Any property put in trust for management by a trustee of some kind – a corporate director for example – was also under the jurisdiction of equity.
He wrote “It would be endless to point out all the several avenues in human affairs and in this commercial age, which lead to or end in accounts.”
Now, contracts, both express and implied, so necessary for finance and commerce were under the jurisdiction of courts of law unless some fraud or misrepresentation or other malfeasance was the cause of the dispute over performance by one party or the other to a contract. Then, the aggrieved party could move the litigation to a court of equity.
For centuries, the English lived under and argued their disputes with each other in two different systems of court procedure. One was law and the other equity. To oversimplify, law was based on rules allocating rights and powers, while equity was based on good morals to prevent abuse of powers given by the law.
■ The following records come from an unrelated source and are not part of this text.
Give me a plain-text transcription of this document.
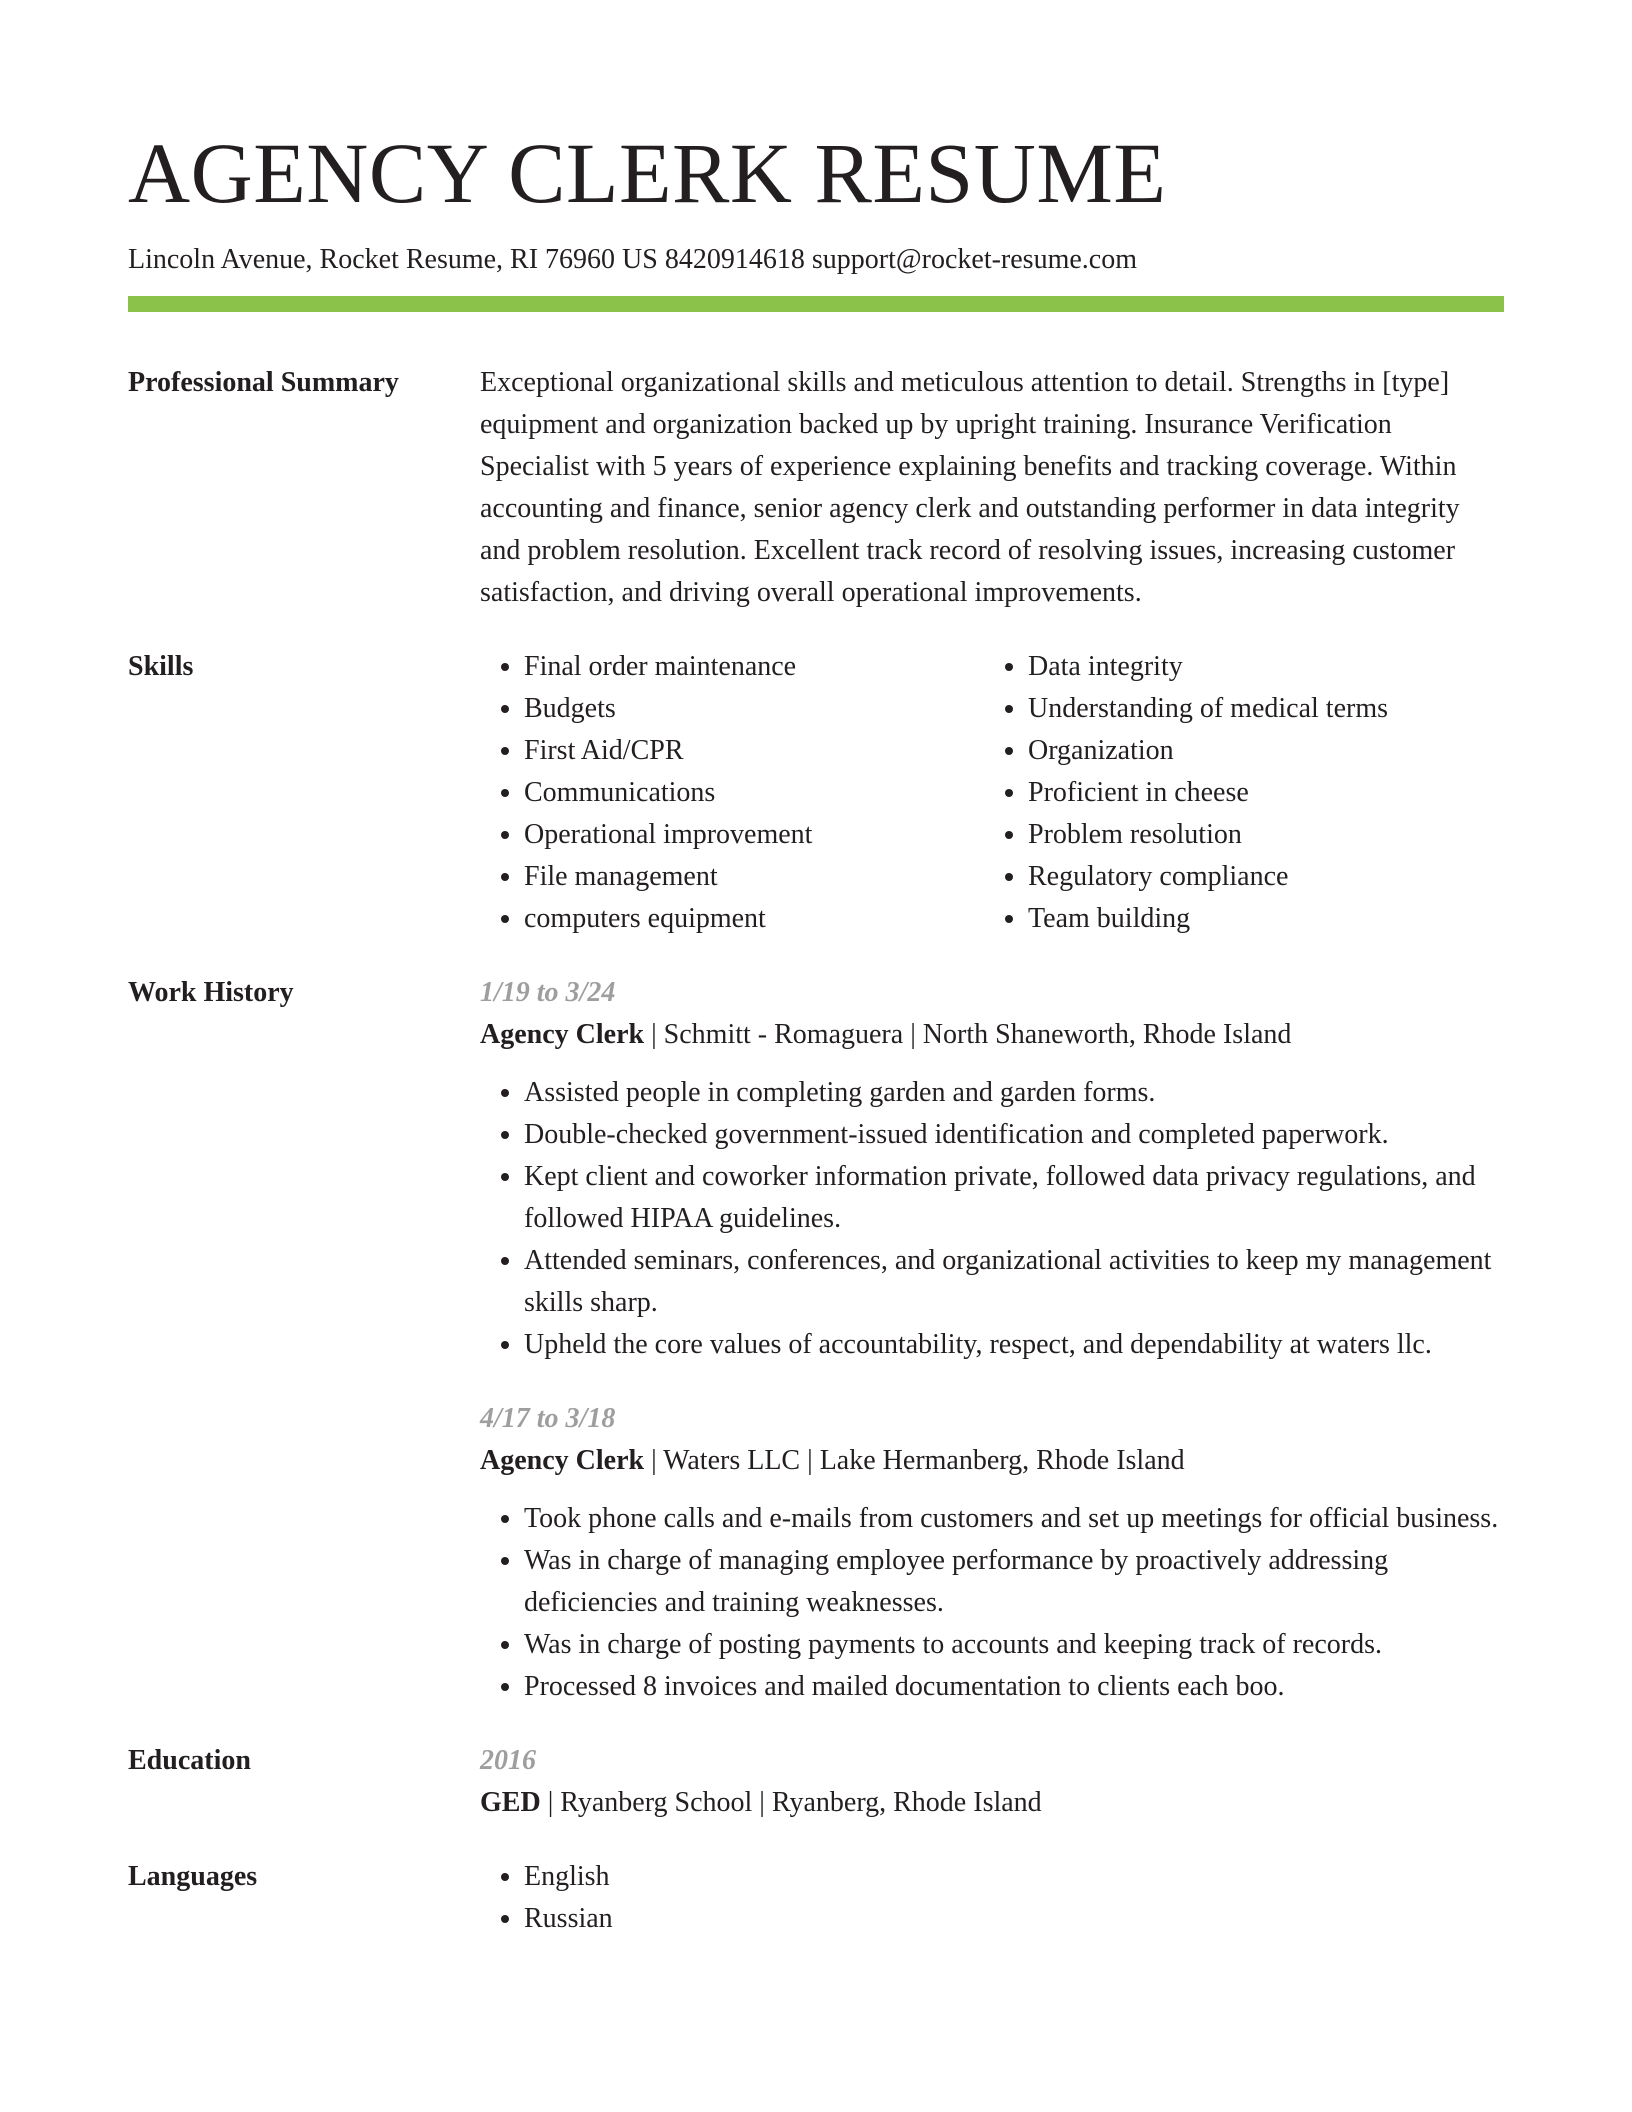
AGENCY CLERK RESUME
Lincoln Avenue, Rocket Resume, RI 76960 US 8420914618 support@rocket-resume.com
Professional Summary	Exceptional organizational skills and meticulous attention to detail. Strengths in [type] equipment and organization backed up by upright training. Insurance Verification Specialist with 5 years of experience explaining benefits and tracking coverage. Within accounting and finance, senior agency clerk and outstanding performer in data integrity and problem resolution. Excellent track record of resolving issues, increasing customer satisfaction, and driving overall operational improvements.
Skills	• Final order maintenance
• Budgets
• First Aid/CPR
• Communications
• Operational improvement
• File management
• computers equipment
• Data integrity
• Understanding of medical terms
• Organization
• Proficient in cheese
• Problem resolution
• Regulatory compliance
• Team building
Work History	1/19 to 3/24
Agency Clerk | Schmitt - Romaguera | North Shaneworth, Rhode Island
• Assisted people in completing garden and garden forms.
• Double-checked government-issued identification and completed paperwork.
• Kept client and coworker information private, followed data privacy regulations, and followed HIPAA guidelines.
• Attended seminars, conferences, and organizational activities to keep my management skills sharp.
• Upheld the core values of accountability, respect, and dependability at waters llc.
4/17 to 3/18
Agency Clerk | Waters LLC | Lake Hermanberg, Rhode Island
• Took phone calls and e-mails from customers and set up meetings for official business.
• Was in charge of managing employee performance by proactively addressing deficiencies and training weaknesses.
• Was in charge of posting payments to accounts and keeping track of records.
• Processed 8 invoices and mailed documentation to clients each boo.
Education	2016
GED | Ryanberg School | Ryanberg, Rhode Island
Languages	• English
• Russian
The combined system, we could say, attempted to integrate law with morals.
In the U.S. today, there is no longer such a distinction between two kinds of courts or two different procedures. In 1938, the federal courts combined law and equity in one system of procedure. Equitable doctrines can be applied by any court if relevant to the case before it. Thus, for decades, American law schools have not taught separate courses on equity and only a few have courses on English legal history.
But there is support for the Caux Round Table for Moral Capitalism’s mission of promoting moral capitalism in Blackstone’s discussion of equity.
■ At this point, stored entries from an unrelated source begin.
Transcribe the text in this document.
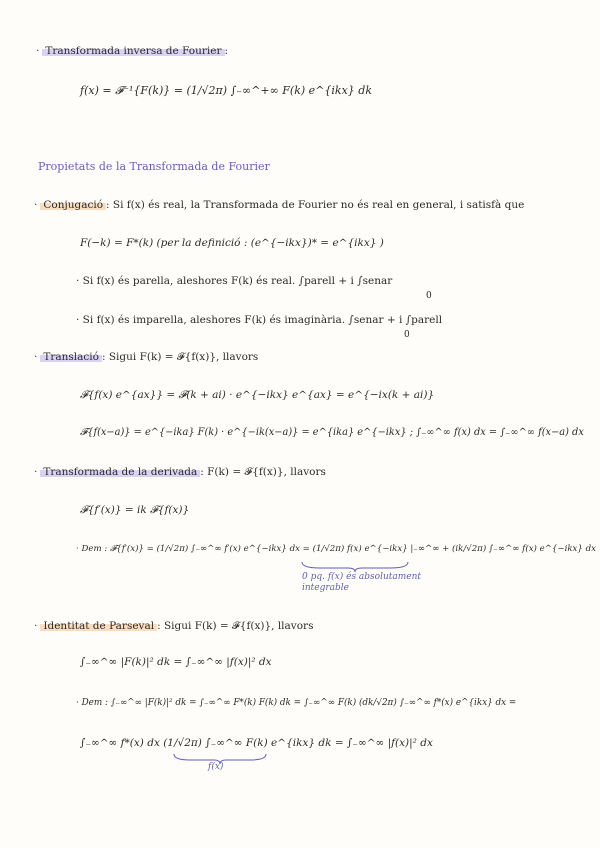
· Transformada inversa de Fourier :
f(x) = 𝓕⁻¹{F(k)} = (1/√2π) ∫₋∞^+∞ F(k) e^{ikx} dk
Propietats de la Transformada de Fourier
· Conjugació : Si f(x) és real, la Transformada de Fourier no és real en general, i satisfà que
F(−k) = F*(k) (per la definició : (e^{−ikx})* = e^{ikx} )
· Si f(x) és parella, aleshores F(k) és real. ∫parell + i ∫senar
0
· Si f(x) és imparella, aleshores F(k) és imaginària. ∫senar + i ∫parell
0
· Translació : Sigui F(k) = 𝓕{f(x)}, llavors
𝓕{f(x) e^{ax}} = 𝓕(k + ai) · e^{−ikx} e^{ax} = e^{−ix(k + ai)}
𝓕{f(x−a)} = e^{−ika} F(k) · e^{−ik(x−a)} = e^{ika} e^{−ikx} ; ∫₋∞^∞ f(x) dx = ∫₋∞^∞ f(x−a) dx
· Transformada de la derivada : F(k) = 𝓕{f(x)}, llavors
𝓕{f′(x)} = ik 𝓕{f(x)}
· Dem : 𝓕{f′(x)} = (1/√2π) ∫₋∞^∞ f′(x) e^{−ikx} dx = (1/√2π) f(x) e^{−ikx} |₋∞^∞ + (ik/√2π) ∫₋∞^∞ f(x) e^{−ikx} dx
0 pq. f(x) és absolutament
integrable
· Identitat de Parseval : Sigui F(k) = 𝓕{f(x)}, llavors
∫₋∞^∞ |F(k)|² dk = ∫₋∞^∞ |f(x)|² dx
· Dem : ∫₋∞^∞ |F(k)|² dk = ∫₋∞^∞ F*(k) F(k) dk = ∫₋∞^∞ F(k) (dk/√2π) ∫₋∞^∞ f*(x) e^{ikx} dx =
∫₋∞^∞ f*(x) dx (1/√2π) ∫₋∞^∞ F(k) e^{ikx} dk = ∫₋∞^∞ |f(x)|² dx
f(x)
Intuitive resistance to both the ideal and the practicality of moral capitalism arises from marginalization of the moral sense as a factor in human affairs. Giving up on the moral sense condemns capitalism to a brutish form of competition. With a conviction more in keeping with Herbert Spencer’s social darwinism and its modern progeny, the agency problem, many think of business as purely immediate selfish exploitation of opportunity without regard for good faith, proportionality, stakeholders or long-term consequences.
Law would be enough for such enterprise. There is no need for equity.
Moral capitalism, however, requires equity. Moral capitalism posits that “moral” factors not only should be applied in business but that doing so can predictably lead to better outcomes.
Blackstone’s commentary demonstrates that in his time, moral factors (equity) were required as a part of doing business in a “commercial” society. His presentation of the laws of England is proof that moral capitalism has a claim to legitimacy before the law.